Radfahrer können derzeit zwar kurz vor der Kreuzung rechts in einen kleinen Nebenweg abzweigen, aber müssen sich dann erst durch eine Schranke schlängeln. Dann landen sie auf dem Gehweg und müssen dort anhalten, um die Waltroper Straße ohne Sicherung (Ampel) zu überqueren. Erst dann gelangt man zum Fuß-/Radweg auf der anderen Seite. Zudem sei immer wieder festzustellen, dass Autofahrern nicht klar ist, was eine Fahrradstraße für ihr Verhalten bedeutet, so der ADFC.

Zwei Straßen wären geeignet
Aus Sicht des ADFC läuft der regelmäßige Austausch mit der Stadt zum Thema Radverkehr insgesamt gut. Für eine neue Fahrradstraße sieht der Ortsverein derzeit nur die Möglichkeit, die Freiherr-vom-Stein-Straße in Cappenberg zwischen der abknickenden Vorfahrt zum Am Brauereiknapp und der Kreuzung Schlossberg entsprechend umzuwidmen. Dort gäbe es am Ende die kurze Anbindung an den Radweg Richtung Lünen und den Radweg Richtung Werne entlang der Varnhöveler Straße.
Die Bahnhofstraße, nach der diese Redaktion in diesem Zusammenhang gefragt hatte, könnte aus Sicht des ADFC zwischen dem Abzweig Auf der Schlucht und dem Kreisverkehr zur Vinnumer Straße zu einer Fahrradstraße werden. Damit wäre ein kurzer Anschluss an den dort existierenden Fahrradweg Richtung Vinnum und zum Bahnhof Bork gegeben. Die Ludgeristraße sei dagegen kaum geeignet. „Sie ist sehr stark befahren und sehr eng - auch durch die dichte Bebauung“, schätzt die Ortsgruppe die Lage dort ein.

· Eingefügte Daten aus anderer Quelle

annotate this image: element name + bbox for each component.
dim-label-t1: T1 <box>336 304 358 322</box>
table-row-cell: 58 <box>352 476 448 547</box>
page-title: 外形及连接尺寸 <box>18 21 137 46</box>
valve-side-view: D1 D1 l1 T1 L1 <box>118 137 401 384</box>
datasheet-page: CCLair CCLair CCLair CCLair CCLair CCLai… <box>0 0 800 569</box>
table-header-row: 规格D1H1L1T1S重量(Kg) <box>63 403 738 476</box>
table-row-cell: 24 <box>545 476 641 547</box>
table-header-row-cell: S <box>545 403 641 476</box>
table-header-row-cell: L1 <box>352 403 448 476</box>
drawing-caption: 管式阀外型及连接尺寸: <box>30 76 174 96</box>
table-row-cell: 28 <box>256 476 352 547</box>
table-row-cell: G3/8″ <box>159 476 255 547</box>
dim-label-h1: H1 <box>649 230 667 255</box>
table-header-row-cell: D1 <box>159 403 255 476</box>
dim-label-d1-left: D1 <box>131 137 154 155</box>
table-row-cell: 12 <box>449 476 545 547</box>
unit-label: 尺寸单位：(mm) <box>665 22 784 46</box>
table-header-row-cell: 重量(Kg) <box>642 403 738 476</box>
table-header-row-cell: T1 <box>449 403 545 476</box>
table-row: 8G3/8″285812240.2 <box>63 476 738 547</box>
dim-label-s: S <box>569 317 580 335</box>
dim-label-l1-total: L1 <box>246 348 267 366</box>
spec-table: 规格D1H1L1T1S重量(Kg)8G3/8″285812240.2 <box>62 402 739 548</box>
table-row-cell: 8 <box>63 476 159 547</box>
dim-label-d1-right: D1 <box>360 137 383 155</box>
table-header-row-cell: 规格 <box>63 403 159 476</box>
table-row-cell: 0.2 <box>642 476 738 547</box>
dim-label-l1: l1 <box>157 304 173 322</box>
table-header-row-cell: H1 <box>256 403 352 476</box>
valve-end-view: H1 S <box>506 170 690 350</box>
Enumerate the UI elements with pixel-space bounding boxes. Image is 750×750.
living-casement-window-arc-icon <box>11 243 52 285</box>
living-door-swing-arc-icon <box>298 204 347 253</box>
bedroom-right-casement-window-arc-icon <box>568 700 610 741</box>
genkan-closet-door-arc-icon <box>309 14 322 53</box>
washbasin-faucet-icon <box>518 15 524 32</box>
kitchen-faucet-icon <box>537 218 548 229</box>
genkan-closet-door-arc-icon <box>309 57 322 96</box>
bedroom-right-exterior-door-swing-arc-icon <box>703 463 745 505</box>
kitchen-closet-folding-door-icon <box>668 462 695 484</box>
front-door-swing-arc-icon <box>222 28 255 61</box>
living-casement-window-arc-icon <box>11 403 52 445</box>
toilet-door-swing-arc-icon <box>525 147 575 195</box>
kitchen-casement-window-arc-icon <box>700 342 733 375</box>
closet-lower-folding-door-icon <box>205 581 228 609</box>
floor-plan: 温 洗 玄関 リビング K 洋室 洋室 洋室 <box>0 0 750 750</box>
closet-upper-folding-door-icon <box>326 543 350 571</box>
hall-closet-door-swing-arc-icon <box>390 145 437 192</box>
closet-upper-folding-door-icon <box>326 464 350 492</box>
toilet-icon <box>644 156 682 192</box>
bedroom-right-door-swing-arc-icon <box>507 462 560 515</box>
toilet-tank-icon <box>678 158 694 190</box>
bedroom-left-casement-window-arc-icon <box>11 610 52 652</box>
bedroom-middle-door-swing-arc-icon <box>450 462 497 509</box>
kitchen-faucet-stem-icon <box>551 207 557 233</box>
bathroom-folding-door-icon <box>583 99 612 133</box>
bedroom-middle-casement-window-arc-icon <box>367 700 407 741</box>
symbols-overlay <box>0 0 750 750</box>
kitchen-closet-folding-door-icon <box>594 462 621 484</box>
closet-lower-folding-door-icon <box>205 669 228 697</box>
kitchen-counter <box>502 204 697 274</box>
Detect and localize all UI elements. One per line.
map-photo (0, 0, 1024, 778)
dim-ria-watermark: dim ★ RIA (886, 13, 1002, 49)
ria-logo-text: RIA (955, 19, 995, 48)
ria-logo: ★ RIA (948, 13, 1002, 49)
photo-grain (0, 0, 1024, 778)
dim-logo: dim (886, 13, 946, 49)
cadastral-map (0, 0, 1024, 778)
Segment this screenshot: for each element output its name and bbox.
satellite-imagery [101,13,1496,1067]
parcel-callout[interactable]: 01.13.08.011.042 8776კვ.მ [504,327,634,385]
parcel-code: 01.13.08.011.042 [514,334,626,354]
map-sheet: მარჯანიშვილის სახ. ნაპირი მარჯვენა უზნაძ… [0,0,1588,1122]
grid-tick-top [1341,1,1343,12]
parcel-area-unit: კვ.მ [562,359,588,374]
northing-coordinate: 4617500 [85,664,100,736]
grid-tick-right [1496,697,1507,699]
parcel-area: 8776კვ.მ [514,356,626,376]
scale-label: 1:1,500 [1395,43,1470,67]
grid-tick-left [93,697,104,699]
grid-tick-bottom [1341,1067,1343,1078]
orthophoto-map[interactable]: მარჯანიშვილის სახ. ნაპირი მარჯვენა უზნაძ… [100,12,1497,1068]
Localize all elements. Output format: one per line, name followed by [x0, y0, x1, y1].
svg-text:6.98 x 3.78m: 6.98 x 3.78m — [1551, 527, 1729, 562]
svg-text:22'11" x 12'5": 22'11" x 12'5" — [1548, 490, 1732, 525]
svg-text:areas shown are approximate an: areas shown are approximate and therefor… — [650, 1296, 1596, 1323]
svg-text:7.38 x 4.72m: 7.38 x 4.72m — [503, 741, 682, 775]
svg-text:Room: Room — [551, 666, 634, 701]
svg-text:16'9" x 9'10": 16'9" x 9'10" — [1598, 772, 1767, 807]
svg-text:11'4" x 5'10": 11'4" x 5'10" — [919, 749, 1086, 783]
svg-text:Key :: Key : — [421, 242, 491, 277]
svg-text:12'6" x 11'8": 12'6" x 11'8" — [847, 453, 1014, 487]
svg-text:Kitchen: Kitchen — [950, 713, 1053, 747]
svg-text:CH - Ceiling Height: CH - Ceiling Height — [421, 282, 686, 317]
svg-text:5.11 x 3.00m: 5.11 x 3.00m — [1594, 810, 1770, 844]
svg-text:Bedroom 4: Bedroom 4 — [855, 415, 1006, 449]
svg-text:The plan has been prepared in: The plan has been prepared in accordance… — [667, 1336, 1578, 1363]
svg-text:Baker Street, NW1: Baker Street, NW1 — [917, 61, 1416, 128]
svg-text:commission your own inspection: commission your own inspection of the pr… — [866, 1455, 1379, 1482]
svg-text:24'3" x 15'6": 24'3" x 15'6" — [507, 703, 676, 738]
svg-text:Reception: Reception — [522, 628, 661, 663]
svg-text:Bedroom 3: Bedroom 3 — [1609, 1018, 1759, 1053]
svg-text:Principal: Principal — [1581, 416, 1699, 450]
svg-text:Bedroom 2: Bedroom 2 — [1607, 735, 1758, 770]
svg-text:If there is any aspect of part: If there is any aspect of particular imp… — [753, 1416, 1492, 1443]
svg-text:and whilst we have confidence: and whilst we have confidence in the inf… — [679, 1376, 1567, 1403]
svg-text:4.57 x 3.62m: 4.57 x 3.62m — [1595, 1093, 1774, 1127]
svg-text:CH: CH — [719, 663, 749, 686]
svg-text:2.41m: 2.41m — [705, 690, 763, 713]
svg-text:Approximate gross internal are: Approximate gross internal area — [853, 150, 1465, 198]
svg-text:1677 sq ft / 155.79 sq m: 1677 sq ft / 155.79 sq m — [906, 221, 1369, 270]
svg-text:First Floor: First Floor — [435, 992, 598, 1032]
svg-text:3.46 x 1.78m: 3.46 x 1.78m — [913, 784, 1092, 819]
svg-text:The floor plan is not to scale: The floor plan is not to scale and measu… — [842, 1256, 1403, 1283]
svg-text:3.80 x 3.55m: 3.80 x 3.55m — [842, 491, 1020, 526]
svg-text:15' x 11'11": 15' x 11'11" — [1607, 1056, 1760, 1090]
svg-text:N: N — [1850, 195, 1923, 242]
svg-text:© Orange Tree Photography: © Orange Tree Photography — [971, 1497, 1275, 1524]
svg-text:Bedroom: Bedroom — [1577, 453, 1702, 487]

Derzeit keine konkreten Pläne
Gibt es seitens der Stadt bereits Pläne, die Zahl der Fahrradstraßen in Selm zu erhöhen? Dazu erklärt Pressesprecher Malte Woesmann auf Anfrage der Redaktion: „Grundsätzlich bestehen Überlegungen, das Netz aus Fahrradstraßen weiter auszuweiten. Dies muss allerdings gesamtstädtisch betrachtet werden. Die Fahrradstraßen müssen in ein Radverkehrsnetz eingebunden werden. Das aufgestellte Mobilitätskonzept gibt diesbezüglich erste Vorschläge.“ Konkrete Pläne gibt es aber offensichtlich nicht. Zur Bahnhofstraße und Ludgeristraße als mögliche Kandidaten für weitere Fahrradstraßen erklärt die Stadt: „Eine dieser Vorgaben für neu zu errichtende Fahrradstraßen ist zum Beispiel, dass der Radverkehr die vorherrschende Verkehrsart ist. Der Kfz-Verkehr soll nur ausnahmsweise dort zugelassen werden.“
Während bei den bestehenden Fahrradstraßen im Stadtgebiet zwar ebenfalls Autoverkehr zugelassen, aber durch die angrenzenden Schulen starker Radverkehr zu verzeichnen ist, sei dies so auf die Bahnhofstraße und Ludgeristraße nicht zu übertragen. Deswegen sind diese Straßen derzeit offensichtlich keine Kandidaten. Ein weiteres Kriterium für die Errichtung einer Fahrradstraße: Den Radlern muss es möglich sein, komfortabel nebeneinander zu fahren, damit sollten auf der Straße weder Autos parken und halten noch Busse regelmäßig unterwegs sein. „Sobald die Thematik konkreter betrachtet wird, wird selbstverständlich, wie in der Vergangenheit auch, der ADFC Selm involviert“, kündigt Malte Woesmann an. Das scheint aktuell aber noch nicht der Fall zu sein.